Portanto, para uma grande potência mundial, como os EUA, é essencial impedir que seus adversários tenham acesso irrestrito tanto aos minérios de terras raras como aos equipamentos de litografia. E é exatamente isso que eles estão tentando fazer.
Muito antes de Donald Trump subir ao poder pela segunda vez, a Casa Branca já travava uma guerra silenciosa de restrições contra a China. A empresa ASML, dos Países Baixos, é a única no mundo que produz as máquinas de litografia mais avançadas, chamadas EUV (Extreme Ultraviolet). Essas máquinas custam mais de US$ 150 milhões cada e são fundamentais para fazer chips de 3 nm ou menos — os mais rápidos e eficientes do mundo.

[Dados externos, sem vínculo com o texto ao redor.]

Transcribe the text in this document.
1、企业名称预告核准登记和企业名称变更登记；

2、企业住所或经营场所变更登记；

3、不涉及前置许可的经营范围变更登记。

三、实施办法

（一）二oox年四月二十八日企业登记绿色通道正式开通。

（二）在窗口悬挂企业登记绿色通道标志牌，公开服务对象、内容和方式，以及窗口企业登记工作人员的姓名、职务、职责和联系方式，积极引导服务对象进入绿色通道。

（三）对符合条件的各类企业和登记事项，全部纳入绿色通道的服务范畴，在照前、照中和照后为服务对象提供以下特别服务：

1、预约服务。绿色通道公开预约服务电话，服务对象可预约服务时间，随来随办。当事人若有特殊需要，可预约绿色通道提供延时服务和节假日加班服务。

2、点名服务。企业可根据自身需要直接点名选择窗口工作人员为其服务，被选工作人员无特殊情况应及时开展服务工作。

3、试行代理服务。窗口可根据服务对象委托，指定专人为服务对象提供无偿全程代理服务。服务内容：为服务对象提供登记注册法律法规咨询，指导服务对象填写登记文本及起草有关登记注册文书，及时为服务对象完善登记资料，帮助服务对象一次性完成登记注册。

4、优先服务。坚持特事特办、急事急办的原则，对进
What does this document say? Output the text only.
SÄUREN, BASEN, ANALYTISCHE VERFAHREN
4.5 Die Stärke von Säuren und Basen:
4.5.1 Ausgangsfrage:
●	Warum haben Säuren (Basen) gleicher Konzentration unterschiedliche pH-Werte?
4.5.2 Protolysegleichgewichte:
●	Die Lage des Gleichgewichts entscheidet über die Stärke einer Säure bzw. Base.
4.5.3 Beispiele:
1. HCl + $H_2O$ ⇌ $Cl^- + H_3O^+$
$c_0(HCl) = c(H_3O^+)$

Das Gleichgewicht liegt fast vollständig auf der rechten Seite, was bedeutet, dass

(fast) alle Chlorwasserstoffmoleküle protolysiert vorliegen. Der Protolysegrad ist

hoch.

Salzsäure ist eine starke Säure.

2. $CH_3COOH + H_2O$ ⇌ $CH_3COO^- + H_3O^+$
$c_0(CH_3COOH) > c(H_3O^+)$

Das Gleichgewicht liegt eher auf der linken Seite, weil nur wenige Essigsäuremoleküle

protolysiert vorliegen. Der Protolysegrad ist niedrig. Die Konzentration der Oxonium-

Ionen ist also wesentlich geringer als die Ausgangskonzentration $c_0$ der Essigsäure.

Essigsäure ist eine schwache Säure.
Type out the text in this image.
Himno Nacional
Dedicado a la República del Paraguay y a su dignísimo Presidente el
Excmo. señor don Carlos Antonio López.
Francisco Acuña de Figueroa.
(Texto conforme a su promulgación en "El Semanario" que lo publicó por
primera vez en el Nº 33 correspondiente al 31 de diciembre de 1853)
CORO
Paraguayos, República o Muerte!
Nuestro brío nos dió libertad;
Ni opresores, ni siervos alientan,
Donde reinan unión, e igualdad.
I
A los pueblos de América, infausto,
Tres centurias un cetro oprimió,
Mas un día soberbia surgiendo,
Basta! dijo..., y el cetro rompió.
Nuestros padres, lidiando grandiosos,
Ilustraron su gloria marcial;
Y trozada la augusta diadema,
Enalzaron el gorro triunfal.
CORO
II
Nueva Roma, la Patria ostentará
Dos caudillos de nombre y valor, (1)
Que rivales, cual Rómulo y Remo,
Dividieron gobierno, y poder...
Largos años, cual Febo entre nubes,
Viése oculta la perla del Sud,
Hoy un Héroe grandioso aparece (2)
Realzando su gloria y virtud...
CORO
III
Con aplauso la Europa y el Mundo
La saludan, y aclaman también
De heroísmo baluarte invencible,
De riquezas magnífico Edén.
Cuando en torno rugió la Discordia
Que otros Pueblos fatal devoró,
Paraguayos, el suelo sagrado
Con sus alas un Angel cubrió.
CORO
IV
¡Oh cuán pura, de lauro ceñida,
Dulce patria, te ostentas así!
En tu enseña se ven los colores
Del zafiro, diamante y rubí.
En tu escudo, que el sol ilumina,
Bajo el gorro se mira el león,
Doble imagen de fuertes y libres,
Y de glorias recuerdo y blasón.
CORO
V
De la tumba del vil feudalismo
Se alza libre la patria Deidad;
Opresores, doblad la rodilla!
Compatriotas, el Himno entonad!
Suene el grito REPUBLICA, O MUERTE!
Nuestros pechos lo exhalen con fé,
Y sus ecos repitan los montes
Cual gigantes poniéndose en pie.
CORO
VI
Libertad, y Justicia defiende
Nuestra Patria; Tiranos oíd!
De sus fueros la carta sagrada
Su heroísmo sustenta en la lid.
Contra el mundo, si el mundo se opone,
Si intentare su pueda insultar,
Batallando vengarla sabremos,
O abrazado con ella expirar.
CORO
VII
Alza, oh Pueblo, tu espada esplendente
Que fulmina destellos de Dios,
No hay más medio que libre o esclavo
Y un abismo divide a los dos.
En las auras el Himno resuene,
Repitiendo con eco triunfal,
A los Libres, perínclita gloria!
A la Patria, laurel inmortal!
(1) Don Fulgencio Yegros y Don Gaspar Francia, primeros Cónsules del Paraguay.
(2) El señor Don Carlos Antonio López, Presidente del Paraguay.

Pois bem, em 2023, o governo Biden passou a pressionar os Países Baixos para revogar as licenças concedidas à ASML para vender para a China. E deu certo: desde 2024, a companhia tem dificuldades para exportar para o país asiático, que era seu principal consumidor. Mas se a montanha não vai a Maomé, Maomé vai à montanha: a ASML anunciou este ano que pretende abrir uma fábrica em Pequim.
O lado chinês
Os EUA podem colocar pressão em todo o mercado europeu, mas quem tem a real vantagem nessa história é a China: o país é dono de entre 60% e 90% das reservas de minérios de terras raras do planeta (a porcentagem varia dependendo da fonte consultada). As maiores jazidas estão situadas em um pequeno vale arborizado nos arredores de Longnan, nas colinas da província de Jiangxi, no centro-sul da China.
Neste ano, o país endureceu suas regras de exportação desses minérios, tornando mais difícil o abastecimento da indústria global. Foi uma resposta à política agressiva das tarifas de Trump (as quais, o presidente alega, são impostas para criar empregos nos EUA). O choque já é sentido em muitas indústrias, até porque a maioria das empresas não mantém estoque desses minérios devido ao alto custo. Alguns setores, como o automotivo, estão especialmente sensíveis a essa nova realidade.
Os bloqueios à importação de chips semicondutores também não devem ser um grande problema para a China no longo prazo, já que o país tem desenvolvido suas próprias tecnologias nesse setor. Além disso, a maior fabricante de chips do mundo (e usuária das máquinas da ASML) é a TSMC, sediada em Taiwan, território que a China reclama para si. Se Xi Jinping resolver invadir ou bloquear a ilha, o fornecimento global de chips avançados correria sério risco de colapsar — e muitos analistas indicam que essa intrusão está prestes a acontecer.
Ou seja, os minérios de terras raras são um pedaço importante de um nó geopolítico muito maior, que envolve as maiores potências econômicas e militares do planeta e que afeta todos os eletrônicos da nossa era, dos celulares aos foguetes. Só nos resta ver quais serão os próximos capítulos dessa disputa.